La loi spéciale de Pierre Moreau prévoit des jours de négociation supplémentaires avec les juristes de l'État. Mais, en cas d'échec, ceux-ci se verront imposer les hausses salariales les moins généreuses de toute la fonction publique. Et de loin.
Déposée lundi soir, la loi force le retour au travail des quelque 1100 avocats et notaires de l'État québécois dès mercredi matin. 

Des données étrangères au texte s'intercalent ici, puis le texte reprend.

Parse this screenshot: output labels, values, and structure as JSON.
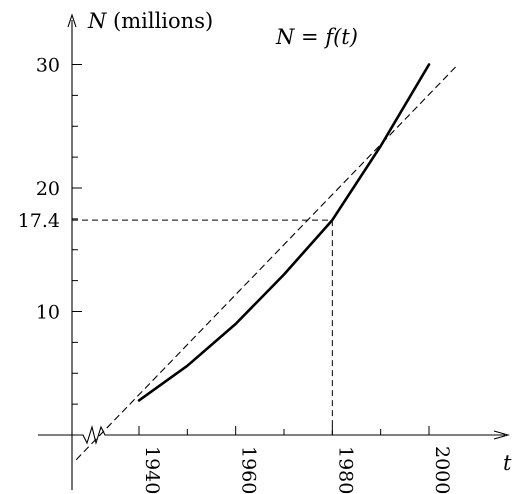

Il est question de continuer «avec diligence et bonne foi» les pourparlers pendant une période de 45 jours. Si des désaccords persistent, ils seront soumis à un médiateur nommé par le ministère du Travail. Celui-ci aurait un autre mois pour tenter de rapprocher les parties, mais ne se pencherait pas sur la question de l'indépendance des juristes.

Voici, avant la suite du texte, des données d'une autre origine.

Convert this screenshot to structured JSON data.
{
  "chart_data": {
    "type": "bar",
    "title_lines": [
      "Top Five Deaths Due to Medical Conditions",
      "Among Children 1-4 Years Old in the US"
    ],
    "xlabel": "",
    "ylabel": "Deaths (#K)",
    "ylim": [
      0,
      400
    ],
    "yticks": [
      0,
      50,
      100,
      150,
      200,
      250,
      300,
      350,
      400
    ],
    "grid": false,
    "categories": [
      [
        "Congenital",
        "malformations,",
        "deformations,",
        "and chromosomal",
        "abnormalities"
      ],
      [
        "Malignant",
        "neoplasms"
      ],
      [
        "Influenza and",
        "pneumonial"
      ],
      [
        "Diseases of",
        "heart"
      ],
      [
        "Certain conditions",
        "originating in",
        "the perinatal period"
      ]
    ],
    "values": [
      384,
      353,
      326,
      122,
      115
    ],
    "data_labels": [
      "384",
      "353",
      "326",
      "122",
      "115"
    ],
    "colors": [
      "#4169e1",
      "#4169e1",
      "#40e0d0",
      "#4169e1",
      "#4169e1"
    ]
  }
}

À première vue, à défaut d'entente, Québec imposera alors une augmentation salariale passablement moindre que celle prévue à ses dernières offres. La hausse de 2,1% attendue pour 2019-2020 semble complètement disparue. L'entente imposée serait donc de 7,05% sur cinq ans. L'ensemble des fonctionnaires du front commun ont obtenu 9,15% sur 5 ans lors des négociations de 2015. 
Il n'a pas encore été possible de corroborer cette analyse auprès des sources officielles, lundi soir.  
Lundi, autant le président du Conseil du Trésor que le premier ministre Philippe Couillard ont expliqué les raisons pour lesquelles ils jugent que les juristes n'ont pas le même statut que les procureurs. Ils se disent toutefois ouverts à en discuter.
Les avocats et juristes de l'État québécois sont en grève depuis le 26 octobre.